Quando due coniugi si separano definitivamente tramite divorzio, uno dei due può essere chiamato a riconoscere all’altro un contributo economico che prende il nome di assegno divorzile: vediamo di seguito di cosa si tratta e come funziona.

Cos’è l’assegno divorzile

Detto anche assegno di divorzio, l’assegno divorzile rappresenta una delle principali conseguenze patrimoniali del divorzio (che, è bene ricordarlo, è un istituto diverso dalla semplice separazione). Anche per questo non va confuso con l’assegno di mantenimento, che spetta ad uno dei due coniugi – qualora si verifichino le condizioni previste dalla legge – dopo la separazione personale ma prima del divorzio.

Dal punto di vista pratico, l’assegno di divorzio, come si legge sul sito specializzato Avvocato Accanto, è un contributo economico elargito in forma periodica o continuativa, da un coniuge all’altro; tale contributo può essere corrisposto sia a seguito del provvedimento del Tribunale sia su iniziativa volontaria di una delle parti. Circa la determinazione dell’ammontare dell’assegno, è necessario citare la cosiddetta “sentenza Grilli”, che ha accentuato la differenza tra assegno di mantenimento e di divorzio, in quanto ha escluso che il secondo debba consentire al coniuge che lo recepisce di mantenere il medesimo tenore di vita di cui godeva durante il regime di unione matrimoniale. Se così fosse, hanno osservato i giudici, si ripristinerebbe il rapporto coniugale “in una indebita prospettiva, per così dire, di “ultrattività” del vincolo matrimoniale”.

L’assegno divorzile spetta sempre e comunque all’ex coniuge avente diritto, in quanto si tratta di un credito imprescrittibile, irrinunciabile e indisponibile che resta tale fin quando il coniuge che ne beneficia non contrae nuove nozze oppure la controparte non vada incontro a morte o fallimento.

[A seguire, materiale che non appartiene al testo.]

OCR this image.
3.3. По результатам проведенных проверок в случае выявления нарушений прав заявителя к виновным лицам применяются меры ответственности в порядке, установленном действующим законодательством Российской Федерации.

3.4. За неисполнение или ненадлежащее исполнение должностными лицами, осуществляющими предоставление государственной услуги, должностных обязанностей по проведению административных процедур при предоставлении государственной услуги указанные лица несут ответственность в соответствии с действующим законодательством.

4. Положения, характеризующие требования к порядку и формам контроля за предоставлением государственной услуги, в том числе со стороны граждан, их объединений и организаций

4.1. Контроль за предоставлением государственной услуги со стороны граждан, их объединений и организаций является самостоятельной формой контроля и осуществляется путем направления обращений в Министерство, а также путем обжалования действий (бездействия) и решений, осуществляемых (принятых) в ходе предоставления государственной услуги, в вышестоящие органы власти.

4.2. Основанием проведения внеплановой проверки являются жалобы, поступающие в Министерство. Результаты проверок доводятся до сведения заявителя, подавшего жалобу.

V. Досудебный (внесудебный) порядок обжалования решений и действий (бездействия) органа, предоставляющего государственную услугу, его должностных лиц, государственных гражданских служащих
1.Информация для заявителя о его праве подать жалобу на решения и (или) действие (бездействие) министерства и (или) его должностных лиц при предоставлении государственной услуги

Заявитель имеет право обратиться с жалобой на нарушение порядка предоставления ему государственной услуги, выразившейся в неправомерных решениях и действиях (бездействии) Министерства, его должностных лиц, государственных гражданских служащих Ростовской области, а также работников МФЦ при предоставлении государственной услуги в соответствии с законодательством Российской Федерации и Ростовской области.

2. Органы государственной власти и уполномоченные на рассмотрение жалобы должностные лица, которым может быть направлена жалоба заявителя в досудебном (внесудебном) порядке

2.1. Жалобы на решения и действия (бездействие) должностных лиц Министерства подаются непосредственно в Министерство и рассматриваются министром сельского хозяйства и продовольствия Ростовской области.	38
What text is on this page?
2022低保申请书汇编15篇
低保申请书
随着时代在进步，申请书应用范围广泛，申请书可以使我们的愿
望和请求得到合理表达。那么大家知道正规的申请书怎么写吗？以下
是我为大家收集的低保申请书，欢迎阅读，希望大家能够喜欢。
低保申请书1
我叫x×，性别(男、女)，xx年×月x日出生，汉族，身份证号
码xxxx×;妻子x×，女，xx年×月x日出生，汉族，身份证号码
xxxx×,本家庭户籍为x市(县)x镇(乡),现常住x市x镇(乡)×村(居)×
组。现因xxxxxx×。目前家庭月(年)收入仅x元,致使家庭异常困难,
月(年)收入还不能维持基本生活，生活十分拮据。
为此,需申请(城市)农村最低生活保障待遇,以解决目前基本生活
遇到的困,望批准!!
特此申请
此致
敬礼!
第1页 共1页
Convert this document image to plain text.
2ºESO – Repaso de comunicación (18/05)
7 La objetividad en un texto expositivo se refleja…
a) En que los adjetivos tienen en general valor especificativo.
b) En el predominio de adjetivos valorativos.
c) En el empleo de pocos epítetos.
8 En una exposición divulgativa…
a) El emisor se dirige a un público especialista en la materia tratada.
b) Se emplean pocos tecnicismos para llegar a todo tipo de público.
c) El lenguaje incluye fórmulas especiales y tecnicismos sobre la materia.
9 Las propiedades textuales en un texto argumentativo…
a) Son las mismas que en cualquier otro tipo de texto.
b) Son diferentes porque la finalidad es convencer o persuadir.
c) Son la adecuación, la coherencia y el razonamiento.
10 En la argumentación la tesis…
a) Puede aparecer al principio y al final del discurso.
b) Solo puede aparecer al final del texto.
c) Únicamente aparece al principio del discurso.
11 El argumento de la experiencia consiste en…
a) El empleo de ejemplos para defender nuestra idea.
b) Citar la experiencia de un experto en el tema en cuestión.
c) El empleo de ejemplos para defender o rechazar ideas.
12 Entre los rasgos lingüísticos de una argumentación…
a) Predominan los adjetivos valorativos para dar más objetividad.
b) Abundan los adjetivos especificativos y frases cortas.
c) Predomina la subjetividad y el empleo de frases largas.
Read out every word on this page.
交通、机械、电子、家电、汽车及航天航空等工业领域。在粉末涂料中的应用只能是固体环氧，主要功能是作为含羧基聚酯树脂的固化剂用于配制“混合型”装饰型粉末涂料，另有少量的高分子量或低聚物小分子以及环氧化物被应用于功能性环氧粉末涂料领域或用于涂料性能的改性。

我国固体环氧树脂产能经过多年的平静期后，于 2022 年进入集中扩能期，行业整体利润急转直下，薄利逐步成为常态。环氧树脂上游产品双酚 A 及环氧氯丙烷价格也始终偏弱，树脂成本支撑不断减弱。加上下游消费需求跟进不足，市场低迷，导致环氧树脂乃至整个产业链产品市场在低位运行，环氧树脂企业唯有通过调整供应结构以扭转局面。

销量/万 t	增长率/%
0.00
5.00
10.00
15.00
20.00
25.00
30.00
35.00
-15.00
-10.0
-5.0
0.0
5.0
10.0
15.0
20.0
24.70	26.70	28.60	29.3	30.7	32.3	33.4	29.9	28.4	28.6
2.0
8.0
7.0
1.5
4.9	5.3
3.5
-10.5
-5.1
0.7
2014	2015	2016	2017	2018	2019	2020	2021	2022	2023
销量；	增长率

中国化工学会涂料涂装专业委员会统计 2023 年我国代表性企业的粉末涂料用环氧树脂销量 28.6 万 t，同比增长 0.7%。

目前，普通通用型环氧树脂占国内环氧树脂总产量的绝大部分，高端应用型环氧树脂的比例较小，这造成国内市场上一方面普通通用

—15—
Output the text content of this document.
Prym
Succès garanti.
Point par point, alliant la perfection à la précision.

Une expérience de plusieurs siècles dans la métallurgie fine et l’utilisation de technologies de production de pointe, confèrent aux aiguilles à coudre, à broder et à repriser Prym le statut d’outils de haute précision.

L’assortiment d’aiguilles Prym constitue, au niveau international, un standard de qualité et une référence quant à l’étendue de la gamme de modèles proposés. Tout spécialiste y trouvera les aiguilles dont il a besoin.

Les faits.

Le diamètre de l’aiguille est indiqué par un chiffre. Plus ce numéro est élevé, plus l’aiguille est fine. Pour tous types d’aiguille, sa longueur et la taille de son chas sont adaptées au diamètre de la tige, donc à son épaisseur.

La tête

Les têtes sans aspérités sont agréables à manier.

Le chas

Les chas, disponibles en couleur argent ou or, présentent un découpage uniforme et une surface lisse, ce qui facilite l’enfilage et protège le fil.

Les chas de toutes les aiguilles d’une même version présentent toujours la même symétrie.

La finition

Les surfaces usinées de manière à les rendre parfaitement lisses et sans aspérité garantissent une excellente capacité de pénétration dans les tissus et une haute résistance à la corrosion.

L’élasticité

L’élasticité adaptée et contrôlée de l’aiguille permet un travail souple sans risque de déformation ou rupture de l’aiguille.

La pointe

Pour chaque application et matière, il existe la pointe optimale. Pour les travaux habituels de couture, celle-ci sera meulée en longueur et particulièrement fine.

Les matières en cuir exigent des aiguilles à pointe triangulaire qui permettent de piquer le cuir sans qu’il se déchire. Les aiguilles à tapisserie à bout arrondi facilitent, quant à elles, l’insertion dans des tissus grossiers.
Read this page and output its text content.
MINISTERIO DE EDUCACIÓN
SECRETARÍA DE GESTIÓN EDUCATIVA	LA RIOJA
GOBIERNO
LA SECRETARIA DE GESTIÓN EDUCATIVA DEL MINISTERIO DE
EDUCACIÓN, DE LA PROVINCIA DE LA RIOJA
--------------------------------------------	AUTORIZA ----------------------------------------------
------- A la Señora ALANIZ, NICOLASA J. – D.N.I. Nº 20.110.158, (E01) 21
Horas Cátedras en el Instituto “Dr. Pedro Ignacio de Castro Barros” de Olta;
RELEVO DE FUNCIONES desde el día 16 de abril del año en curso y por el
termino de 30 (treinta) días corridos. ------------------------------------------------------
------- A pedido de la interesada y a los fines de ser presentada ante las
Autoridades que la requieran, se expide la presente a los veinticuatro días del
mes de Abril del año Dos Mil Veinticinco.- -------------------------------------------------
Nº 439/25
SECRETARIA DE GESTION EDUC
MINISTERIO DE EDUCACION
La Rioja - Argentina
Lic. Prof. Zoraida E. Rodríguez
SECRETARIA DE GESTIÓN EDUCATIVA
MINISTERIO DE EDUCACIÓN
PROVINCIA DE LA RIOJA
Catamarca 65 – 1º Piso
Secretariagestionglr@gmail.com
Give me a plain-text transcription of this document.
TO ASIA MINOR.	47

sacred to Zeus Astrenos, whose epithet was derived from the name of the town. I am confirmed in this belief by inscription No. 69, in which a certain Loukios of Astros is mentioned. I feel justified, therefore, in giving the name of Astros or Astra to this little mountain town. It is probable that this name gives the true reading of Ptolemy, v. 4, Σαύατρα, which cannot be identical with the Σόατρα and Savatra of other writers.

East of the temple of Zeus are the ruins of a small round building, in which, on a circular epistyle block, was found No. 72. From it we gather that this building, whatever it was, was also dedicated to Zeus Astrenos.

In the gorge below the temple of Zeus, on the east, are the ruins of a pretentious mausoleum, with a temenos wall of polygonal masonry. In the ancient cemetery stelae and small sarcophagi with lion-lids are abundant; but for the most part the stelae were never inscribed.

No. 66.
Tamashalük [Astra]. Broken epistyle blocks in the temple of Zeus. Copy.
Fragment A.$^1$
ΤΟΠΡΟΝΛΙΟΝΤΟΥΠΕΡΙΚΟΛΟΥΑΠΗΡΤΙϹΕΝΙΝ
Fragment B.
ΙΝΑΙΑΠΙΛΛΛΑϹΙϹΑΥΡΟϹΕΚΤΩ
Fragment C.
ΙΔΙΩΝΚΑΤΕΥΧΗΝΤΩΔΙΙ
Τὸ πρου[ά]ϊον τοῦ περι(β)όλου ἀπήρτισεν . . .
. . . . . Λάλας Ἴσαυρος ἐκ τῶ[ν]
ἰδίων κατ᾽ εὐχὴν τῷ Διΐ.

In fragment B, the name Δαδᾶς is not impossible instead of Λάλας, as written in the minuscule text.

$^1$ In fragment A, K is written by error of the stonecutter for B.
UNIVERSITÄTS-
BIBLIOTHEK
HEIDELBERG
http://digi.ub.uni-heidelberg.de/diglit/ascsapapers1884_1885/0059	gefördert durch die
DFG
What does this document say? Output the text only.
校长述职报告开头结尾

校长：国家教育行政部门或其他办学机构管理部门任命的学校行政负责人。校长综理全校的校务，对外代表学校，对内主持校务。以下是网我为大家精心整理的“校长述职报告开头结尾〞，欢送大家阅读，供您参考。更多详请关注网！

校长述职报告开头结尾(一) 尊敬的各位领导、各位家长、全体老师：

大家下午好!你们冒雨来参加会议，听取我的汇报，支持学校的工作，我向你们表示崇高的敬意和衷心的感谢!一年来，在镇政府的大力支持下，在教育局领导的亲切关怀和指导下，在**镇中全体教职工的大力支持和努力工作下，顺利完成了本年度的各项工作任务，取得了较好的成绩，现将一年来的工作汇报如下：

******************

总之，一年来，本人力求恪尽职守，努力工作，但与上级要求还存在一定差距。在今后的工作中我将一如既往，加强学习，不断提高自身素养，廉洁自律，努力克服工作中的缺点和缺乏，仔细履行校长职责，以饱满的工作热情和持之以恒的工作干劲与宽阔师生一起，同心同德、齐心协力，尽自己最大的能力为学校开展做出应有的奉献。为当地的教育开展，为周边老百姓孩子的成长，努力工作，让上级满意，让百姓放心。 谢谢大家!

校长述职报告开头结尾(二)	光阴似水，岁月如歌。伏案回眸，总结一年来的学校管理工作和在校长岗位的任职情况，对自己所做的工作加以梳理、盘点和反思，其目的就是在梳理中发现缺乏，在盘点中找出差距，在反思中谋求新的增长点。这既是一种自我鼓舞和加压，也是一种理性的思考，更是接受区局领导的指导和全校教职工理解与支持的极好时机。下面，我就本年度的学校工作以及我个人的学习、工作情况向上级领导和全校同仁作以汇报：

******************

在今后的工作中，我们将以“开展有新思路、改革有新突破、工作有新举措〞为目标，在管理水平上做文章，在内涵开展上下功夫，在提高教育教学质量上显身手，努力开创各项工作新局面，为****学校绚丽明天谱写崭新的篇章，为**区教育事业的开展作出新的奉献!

Quali sono i criteri di assegnazione dell’assegno

L’assegno divorzile viene generalmente riconosciuto all’ex coniuge la cui situazione economica sia meno solida rispetto alla controparte; il contributo può rappresentare sia un impegno volontario sia un obbligo stabilito dall’autorità giudiziaria. Nel primo caso, le parti raggiungono un accordo che soddisfi entrambi, sulla base di valutazioni personali; nel secondo, invece, spetta ad un giudice prendere in esame le condizioni economiche e finanziarie dei coniugi per valutare la solidità dei rispettivi mezzi di sostentamento.

In tal senso, la legge di riferimento (n. 898/1970) impone al giudice di tenere conto dei fattori che potrebbero impedire all’ex coniuge di mantenersi in maniera indipendente, come ad esempio le precarie condizioni di salute oppure le difficoltà di collocarsi all’interno del mercato del lavoro. Con il tempo, tale riferimento normativo non è risultato essere più adeguato a quantificare in maniera congruente l’importo dell’assegno divorzile ed è subentrata la giurisprudenza di merito. La sentenza n. 11504/2017, emessa dalla Corte di Cassazione, ha stabilito che la quantificazione dell’importo del contributo economico rappresentato dall’assegno divorzile deve basarsi su quattro parametri, ovvero la titolarità di una qualsiasi forma di reddito, il possesso di un qualsiasi tipo di bene mobile o immobile, capacità lavorative e professionali e la disponibilità di una casa. Il criterio del tenore di vita, accantonato dopo la celebre “sentenza Grilli”, resta comunque un parametro di riferimento per quanto riguarda il contributo assistenziale ai figli.

L’assegno divorzile può essere richiesto in qualsiasi momento successivo al passaggio in giudicato della sentenza di divorzio; il contributo stabilito può essere pagato non solo in denaro, ma anche in altre forme e il beneficiario può richiedere il pagamento della somma (fino ad un importo pari alla metà) direttamente al datore di lavoro dell’ex coniuge obbligato.

È opinione diffusa che l’assegno divorzile possa essere regolato dai cosiddetti ‘patti matrimoniali’; in realtà non è così, in quanto l’ordinamento italiano non ne riconosce la validità. Gli accordi inerenti al divorzio possono essere stipulati solo contestualmente e prevedono anche la possibilità che l’assegno divorzile venga pagato in un’unica soluzione (assegno una tantum).